Emergency Medical Services

First Aid Kits

Fremont County EMS has First Aid Kits available for sale at the Fremont County Annex Building for $10. These kits include:

  • 1 - Roller Gauze 2 inches by 4 yds
  • 3 - Sterile Gauze Pads 3 inches by 3 inches
  • 2 - Non-Adherent Pads 2 inches by 3 inches
  • 15 - Adhesive Bandages ¾ inches by 3 inches
  • 5 - Adhesive Bandages 1 inches by 3 inches
  • 5 - Adhesive Bandages 1 ½ inches by 1 ½ inches
  • 1 - Adhesive Bandages 2 inches by 4 ½ inches
  • 1 - Fingertip Bandage
  • 1 - Knuckle Bandage
  • 4 - BZK Towelettes
  • 1 - Instant Ice Pack
  • 1 - Hydrocortisone 0.9 grams Pack
  • 2 - Triple Antibiotic 0.9 grams Packs
  • 2 - Hand Sanitizer 0.9 grams Packs
  • 1 - Roll First Aid Tape ½ inches by 2 ½ yards
  • 1 - Pair of Scissors
  • 1 - Pair of Tweezers
  • 1 - Pair Vinyl Gloves
  • 1 - CPR Barrier
  • 1 - First Aid Instruction Guide

The kit comes in 4 ½ inches by 7 inches nylon pouch and is perfect for your ATV, snowmachine, glove compartment, 72-hour kit, backpack, etc.

Cardiopulmonary Resuscitation (CPR)

The information contained here is to be used as an informational resource, but cannot replace real CPR or first aid training. Please try to attend a CPR or first aid training course in your community. Cardiopulmonary Resuscitation (CPR) consists of mouth-to-mouth respiration and chest compression. CPR allows oxygenated blood to circulate to vital organs such as the brain and heart. CPR can keep a person alive until more advanced procedures (such as defibrillation - an electric shock to the chest) can treat the cardiac arrest. CPR started by a bystander doubles the likelihood of survival for victims of cardiac arrest.
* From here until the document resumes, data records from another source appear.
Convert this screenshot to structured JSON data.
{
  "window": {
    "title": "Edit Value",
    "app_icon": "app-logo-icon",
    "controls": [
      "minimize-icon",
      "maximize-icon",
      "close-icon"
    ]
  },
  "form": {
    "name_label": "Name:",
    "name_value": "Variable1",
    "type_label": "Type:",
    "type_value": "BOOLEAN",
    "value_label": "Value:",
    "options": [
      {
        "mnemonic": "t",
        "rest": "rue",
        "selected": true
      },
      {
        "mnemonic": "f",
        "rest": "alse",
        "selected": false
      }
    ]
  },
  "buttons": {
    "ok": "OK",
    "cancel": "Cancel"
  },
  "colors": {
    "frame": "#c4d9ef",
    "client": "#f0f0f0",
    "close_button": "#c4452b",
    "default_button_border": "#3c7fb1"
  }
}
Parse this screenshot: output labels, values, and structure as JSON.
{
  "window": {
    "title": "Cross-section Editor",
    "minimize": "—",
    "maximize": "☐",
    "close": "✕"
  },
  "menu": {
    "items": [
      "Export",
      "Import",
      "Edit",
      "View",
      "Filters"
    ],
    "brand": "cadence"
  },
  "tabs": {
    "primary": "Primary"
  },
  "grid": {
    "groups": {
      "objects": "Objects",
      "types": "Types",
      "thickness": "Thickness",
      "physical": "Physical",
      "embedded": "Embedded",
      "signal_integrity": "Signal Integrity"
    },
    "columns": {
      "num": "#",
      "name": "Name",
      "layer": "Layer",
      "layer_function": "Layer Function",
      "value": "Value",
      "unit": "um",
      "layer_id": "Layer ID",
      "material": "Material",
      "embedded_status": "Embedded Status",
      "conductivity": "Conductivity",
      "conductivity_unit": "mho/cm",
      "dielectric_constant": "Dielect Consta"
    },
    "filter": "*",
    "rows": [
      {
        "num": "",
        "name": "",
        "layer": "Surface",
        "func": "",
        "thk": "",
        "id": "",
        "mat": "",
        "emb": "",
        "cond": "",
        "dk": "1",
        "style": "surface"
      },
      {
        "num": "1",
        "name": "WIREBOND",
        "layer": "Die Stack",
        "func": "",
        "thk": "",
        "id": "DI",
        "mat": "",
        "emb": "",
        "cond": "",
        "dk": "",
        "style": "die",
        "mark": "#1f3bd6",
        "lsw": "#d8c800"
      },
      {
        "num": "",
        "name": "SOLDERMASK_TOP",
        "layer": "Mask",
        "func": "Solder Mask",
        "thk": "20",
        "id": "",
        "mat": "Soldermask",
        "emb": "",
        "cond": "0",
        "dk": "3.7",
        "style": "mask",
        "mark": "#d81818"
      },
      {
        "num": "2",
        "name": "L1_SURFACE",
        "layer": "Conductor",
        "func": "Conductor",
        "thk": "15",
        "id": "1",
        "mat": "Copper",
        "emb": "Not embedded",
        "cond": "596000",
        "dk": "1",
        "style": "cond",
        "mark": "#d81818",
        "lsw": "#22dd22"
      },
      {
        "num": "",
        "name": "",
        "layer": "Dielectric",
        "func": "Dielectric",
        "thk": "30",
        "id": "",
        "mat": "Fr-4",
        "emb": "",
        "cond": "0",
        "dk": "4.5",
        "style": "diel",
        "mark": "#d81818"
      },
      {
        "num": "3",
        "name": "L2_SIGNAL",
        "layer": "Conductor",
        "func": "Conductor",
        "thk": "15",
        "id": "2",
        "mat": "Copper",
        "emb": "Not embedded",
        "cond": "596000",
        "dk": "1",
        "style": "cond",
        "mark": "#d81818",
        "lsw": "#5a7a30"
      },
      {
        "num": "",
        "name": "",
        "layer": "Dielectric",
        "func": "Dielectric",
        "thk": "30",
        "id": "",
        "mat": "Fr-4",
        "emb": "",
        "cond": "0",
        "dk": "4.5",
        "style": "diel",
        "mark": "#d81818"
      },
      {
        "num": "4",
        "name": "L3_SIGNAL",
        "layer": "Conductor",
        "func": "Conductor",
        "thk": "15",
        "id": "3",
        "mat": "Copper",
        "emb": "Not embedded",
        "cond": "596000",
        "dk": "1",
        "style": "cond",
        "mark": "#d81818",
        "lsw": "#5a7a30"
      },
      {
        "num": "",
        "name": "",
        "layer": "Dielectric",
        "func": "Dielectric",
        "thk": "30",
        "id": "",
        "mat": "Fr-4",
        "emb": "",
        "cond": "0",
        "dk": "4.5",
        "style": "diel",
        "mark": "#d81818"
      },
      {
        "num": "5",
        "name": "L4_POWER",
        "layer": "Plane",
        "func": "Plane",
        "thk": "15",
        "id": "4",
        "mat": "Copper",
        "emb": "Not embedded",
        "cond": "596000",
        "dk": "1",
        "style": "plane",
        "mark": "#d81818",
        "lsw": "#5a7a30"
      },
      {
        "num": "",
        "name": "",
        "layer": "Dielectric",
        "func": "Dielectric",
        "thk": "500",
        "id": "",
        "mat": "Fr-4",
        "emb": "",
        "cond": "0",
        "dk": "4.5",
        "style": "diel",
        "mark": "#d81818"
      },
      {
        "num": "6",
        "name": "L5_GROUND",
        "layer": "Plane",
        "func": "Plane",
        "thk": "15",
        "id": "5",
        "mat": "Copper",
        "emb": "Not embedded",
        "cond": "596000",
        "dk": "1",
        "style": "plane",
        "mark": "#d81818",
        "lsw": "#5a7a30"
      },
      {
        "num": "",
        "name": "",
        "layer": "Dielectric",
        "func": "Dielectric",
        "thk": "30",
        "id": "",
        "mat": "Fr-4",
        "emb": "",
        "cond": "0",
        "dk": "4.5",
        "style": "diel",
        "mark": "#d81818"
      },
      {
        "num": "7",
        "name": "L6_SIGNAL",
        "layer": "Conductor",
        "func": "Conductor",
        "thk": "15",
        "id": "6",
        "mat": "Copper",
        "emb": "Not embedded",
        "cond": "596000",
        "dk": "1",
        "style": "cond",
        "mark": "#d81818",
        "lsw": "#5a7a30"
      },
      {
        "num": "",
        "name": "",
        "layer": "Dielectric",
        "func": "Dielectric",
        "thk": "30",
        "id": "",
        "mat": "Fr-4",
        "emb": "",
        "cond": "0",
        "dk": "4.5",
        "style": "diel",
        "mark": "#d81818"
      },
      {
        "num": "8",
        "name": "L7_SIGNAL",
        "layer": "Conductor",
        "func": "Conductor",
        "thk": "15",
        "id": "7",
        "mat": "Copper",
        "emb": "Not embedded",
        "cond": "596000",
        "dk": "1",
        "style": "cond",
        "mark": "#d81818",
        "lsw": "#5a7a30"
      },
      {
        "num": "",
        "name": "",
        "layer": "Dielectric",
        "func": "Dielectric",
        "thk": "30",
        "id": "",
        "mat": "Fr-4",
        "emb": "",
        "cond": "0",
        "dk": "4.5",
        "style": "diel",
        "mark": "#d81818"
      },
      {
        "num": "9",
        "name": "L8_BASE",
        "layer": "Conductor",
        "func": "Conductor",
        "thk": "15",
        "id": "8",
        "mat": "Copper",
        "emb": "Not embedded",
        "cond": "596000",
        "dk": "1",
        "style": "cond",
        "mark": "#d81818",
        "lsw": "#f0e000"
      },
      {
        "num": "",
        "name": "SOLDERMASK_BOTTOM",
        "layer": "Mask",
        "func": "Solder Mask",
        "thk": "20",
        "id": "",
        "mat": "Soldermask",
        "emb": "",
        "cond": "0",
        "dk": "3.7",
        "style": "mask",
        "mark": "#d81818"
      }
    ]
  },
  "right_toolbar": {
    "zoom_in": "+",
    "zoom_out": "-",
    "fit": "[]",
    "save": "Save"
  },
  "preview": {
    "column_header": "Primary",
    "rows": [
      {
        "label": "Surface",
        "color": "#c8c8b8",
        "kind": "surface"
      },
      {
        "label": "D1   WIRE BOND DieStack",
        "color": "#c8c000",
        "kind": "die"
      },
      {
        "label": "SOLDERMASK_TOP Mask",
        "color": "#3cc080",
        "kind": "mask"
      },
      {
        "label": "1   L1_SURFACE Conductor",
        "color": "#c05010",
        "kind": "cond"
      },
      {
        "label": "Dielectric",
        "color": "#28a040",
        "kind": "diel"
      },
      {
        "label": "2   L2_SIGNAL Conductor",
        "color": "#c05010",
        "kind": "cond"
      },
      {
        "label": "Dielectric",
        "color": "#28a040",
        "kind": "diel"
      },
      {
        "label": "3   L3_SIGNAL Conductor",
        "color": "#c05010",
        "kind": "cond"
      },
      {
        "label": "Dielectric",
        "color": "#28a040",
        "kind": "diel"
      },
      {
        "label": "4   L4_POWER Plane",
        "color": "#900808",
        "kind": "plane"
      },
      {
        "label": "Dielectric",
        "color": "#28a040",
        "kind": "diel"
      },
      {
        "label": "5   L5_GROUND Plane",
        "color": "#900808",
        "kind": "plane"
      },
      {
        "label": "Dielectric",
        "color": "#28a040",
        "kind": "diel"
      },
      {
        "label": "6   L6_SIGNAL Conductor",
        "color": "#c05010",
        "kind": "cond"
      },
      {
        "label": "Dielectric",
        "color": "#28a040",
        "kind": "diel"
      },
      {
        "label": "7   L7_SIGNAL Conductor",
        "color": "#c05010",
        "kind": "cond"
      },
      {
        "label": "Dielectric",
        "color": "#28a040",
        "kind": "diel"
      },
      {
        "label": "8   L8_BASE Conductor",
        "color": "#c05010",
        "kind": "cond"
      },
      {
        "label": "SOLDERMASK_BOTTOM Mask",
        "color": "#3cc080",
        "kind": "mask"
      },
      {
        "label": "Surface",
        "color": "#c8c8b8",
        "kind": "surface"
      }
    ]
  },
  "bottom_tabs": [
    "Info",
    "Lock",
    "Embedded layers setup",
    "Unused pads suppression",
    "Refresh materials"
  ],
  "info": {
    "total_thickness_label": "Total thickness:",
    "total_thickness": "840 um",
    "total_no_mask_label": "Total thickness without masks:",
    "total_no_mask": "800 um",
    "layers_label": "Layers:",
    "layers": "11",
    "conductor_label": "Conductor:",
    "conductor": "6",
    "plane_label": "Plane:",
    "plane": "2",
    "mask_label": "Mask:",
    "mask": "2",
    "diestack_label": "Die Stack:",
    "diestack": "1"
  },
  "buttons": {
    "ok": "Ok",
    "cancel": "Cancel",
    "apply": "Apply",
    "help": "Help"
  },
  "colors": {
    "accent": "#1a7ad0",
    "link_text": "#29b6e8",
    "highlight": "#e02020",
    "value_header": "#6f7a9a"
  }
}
Modern CPR developed in the late 1950s and early 1960s. The discoverers of mouth-to-mouth ventilation were Drs. James Elam and Peter Safar. Though mouth-to-mouth resuscitation was described in the Bible (mostly performed by midwives to resuscitate newborns) it fell out of practice until it was rediscovered in the 1950s.

In early 1960 Drs. Kouwenhoven, Knickerbocker, and Jude discovered the benefit of chest compression to achieve a small amount of artificial circulation. Later in 1960, mouth-to-mouth and chest compression were combined to form CPR similar to the way it is practiced today.

Facts About CPR

  • Sudden cardiac arrest is the leading cause of death in adults. Most arrests occur in persons with underlying heart disease.
  • CPR doubles a person's chance of survival from sudden cardiac arrest.
  • 75% of all cardiac arrests happen in people's homes.
  • The typical victim of cardiac arrest is a man in his early 60's and a woman in her late 60's.
  • Cardiac arrest occurs twice as frequently in men compared to women.
  • CPR was invented in 1960.
  • There has never been a case of HIV transmitted by mouth-to-mouth CPR.
  • In sudden cardiac arrest the heart goes from a normal heartbeat to a quivering rhythm called ventricular fibrillation (VF). This happens in approximately two-thirds of all cardiac arrests. VF is fatal unless an electric shock, called defibrillation, can be given. CPR does not stop VF but CPR extends the window of time in which defibrillation can be effective.
  • CPR provides a trickle of oxygenated blood to the brain and heart and keeps these organs alive until defibrillation can shock the heart into a normal rhythm.
  • If CPR is started within 4 minutes of collapse and defibrillation provided within 10 minutes a person has a 40% chance of survival.